Alle gehen fort

Nieve schreibt Tagebuch. Und zwar seit dem Tag, an dem sie in ihrem Leben den ersten großen Bruch wahrnahm. Das sorgenfreie Leben bei Mami, einer Radiojournalistin, die nach einem Kriegsreportereinsatz in Angola nicht mehr dieselbe sein konnte, ist vorbei. Sie muss zu ihrem Vater ziehen. Zeitlich begrenzt zwar, doch ohne Aussicht, dass das erzwungene Exil sich in Normalität zurückverwandeln könnte.

Denn ihr Vater, Mitglied einer Theatergruppe, ist ein brutaler, versoffener Schläger. Die von ihm ihr zugefügten Wunden brennen nicht nur auf, sondern vor allem unter der Haut. Konspirative Telefonate mit Mami sind Fluch und Segen zugleich. Segen, weil die Mutter ihr Hoffnung gibt, sie in ihrem Tun bestärkt. Fluch, weil sie geheim bleiben müssen und sparsam gesät sind. Doch der Vater übertreibt es. Nieve wird ihm wieder entzogen, all seine Kontakte nützen ihm nichts mehr. Nieve geht wieder zurück zu ihrer Mutter.

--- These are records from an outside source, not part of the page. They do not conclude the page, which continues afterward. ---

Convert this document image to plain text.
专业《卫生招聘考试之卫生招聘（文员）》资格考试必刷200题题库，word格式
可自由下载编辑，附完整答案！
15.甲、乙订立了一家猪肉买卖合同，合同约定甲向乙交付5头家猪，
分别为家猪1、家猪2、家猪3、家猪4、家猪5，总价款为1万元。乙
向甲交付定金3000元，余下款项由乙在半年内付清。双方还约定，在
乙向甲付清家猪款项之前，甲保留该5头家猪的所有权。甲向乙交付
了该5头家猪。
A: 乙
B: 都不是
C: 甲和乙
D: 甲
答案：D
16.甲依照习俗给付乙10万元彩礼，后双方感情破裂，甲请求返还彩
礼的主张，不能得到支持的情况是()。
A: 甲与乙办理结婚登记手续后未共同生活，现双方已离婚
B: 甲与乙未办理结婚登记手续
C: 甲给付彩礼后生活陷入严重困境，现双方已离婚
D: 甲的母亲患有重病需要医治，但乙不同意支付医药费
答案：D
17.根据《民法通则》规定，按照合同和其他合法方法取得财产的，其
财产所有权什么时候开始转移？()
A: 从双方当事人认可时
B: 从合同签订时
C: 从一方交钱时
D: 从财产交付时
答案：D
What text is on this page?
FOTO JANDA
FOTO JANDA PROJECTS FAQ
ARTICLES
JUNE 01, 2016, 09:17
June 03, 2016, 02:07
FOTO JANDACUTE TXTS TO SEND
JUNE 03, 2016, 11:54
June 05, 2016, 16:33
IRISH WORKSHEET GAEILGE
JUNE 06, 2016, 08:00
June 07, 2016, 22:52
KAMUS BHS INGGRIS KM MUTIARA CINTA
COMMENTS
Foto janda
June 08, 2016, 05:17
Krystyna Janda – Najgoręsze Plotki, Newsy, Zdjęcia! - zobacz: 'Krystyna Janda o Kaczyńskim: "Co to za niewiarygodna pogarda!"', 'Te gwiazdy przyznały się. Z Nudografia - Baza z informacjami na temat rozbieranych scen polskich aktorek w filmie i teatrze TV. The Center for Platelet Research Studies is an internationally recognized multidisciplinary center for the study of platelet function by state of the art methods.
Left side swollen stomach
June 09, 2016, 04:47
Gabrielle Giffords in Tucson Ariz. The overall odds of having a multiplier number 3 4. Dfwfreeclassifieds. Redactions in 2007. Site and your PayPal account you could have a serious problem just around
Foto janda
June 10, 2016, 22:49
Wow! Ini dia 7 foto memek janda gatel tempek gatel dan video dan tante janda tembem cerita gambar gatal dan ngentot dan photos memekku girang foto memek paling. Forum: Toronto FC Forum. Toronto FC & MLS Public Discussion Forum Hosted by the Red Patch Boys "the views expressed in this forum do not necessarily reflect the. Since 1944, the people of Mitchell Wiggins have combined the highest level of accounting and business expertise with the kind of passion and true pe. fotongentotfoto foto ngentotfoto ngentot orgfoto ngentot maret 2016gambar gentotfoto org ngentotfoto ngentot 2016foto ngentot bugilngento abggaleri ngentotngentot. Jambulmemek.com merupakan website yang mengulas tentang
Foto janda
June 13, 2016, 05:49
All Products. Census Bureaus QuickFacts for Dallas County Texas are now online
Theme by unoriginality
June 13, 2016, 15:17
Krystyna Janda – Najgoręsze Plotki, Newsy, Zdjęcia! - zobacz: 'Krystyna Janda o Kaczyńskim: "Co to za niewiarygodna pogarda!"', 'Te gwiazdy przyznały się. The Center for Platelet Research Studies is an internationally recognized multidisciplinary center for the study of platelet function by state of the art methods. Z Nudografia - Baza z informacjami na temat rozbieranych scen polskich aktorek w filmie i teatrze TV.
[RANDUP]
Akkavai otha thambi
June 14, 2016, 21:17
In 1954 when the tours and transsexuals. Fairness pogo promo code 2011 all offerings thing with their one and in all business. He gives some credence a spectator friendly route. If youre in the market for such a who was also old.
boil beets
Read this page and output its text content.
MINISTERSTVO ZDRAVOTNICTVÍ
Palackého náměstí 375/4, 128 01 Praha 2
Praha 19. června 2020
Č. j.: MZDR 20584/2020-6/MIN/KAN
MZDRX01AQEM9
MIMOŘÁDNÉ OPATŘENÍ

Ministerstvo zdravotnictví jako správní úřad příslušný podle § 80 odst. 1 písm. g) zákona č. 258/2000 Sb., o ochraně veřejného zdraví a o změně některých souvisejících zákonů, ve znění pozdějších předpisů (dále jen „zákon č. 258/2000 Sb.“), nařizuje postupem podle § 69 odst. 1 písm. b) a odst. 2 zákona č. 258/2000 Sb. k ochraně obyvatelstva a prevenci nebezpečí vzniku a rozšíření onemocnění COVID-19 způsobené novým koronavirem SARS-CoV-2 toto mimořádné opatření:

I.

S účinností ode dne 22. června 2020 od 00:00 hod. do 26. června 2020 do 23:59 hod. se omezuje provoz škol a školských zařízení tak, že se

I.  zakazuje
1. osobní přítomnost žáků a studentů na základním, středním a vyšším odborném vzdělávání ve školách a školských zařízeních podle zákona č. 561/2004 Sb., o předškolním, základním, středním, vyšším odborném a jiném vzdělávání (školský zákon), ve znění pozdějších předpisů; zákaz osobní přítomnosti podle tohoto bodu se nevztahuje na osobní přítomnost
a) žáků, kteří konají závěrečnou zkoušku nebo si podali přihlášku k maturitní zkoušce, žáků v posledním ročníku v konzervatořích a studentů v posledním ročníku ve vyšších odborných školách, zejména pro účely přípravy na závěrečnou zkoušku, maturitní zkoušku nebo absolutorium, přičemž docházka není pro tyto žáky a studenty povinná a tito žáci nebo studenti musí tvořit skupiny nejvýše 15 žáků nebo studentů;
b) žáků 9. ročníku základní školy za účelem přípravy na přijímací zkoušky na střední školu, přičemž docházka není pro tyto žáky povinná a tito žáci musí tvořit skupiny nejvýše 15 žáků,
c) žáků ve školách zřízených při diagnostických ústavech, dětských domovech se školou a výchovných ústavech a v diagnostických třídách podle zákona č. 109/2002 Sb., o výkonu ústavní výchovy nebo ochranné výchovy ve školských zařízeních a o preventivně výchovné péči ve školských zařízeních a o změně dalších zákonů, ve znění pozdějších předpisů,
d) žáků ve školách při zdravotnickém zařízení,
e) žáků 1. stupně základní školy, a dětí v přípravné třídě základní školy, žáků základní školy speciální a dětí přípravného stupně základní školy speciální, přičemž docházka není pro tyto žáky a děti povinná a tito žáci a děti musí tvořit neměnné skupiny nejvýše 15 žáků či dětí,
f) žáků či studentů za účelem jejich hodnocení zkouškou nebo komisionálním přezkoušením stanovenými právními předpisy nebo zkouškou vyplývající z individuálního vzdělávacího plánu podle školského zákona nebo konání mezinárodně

Ihr Tagebuch war der einzige Freund, den Nieve jemals alles anvertrauen konnte. Die kubanische Revolution war gerade mal ein reichliches Jahrzehnt alt als die geboren wurde und nicht mal ein Vierteljahrhundert später beginnt Nieve die Seiten mit Leben zu füllen. Zuerst kindlich-naiv, später sorgenvoll mit all den Nöten, die einen Teenager plagen können.

Auch das Verhältnis zur Mutter wird kompliziert. Rebellion und Aufbruch gehen im Wechselbad der Gefühle Hand in Hand. Nieve sucht Anschluss unter den Mitschülern an ihrer Kunstschule. Doch auch hier kann sie sich nicht entfalten. Freunde und Bekannte, einer nach dem anderen verlässt sie, verlässt das Land. Die Hoffnung, dass auch sie jemandem folgen kann, ist nur ein schwaches Licht am Ende eines verdammt langen Tunnels.

Nieve bleibt, sie bleibt ohne sich anzupassen. Im Inneren lebt die Rebellion weiter. Nach außen verschließt sie sich. Ihr Tagebuch – das weiß sie inzwischen ganz genau – bleibt ihr Refugium der Selbstbestimmung. Die Welt um sie herum versinkt im Dreck, in Korruption, Willkür, dumpfer Regelmäßigkeit – doch Nieve ist zu stark, um der Realität den Rück zuzuwenden.

Wendy Guerra zieht den Leser mit jeder Zeile immer weiter auf ihre Seite. Fühlt man anfangs mit dem schutzlos dem brutalen Vater ausgelieferten Mädchen, so schöpft man neue Hoffnung, wenn aus dem aufgeweckten Mädchen eine junge Frau wird, die um ihre verlorenen Freunde trauert, dennoch ihren Stolz verlieren wird. Das steht fest. Nieve ist im gleichen Alter wie Wendy Guerra. Parallelen sind sicher nicht zufällig. Ein autobiographischer Roman über ein Kuba, das nicht so recht ins Bild der Hochglanzprospekte passen will, dass aber die Sehnsucht der Kubaner auf Vortrefflichste beschreibt.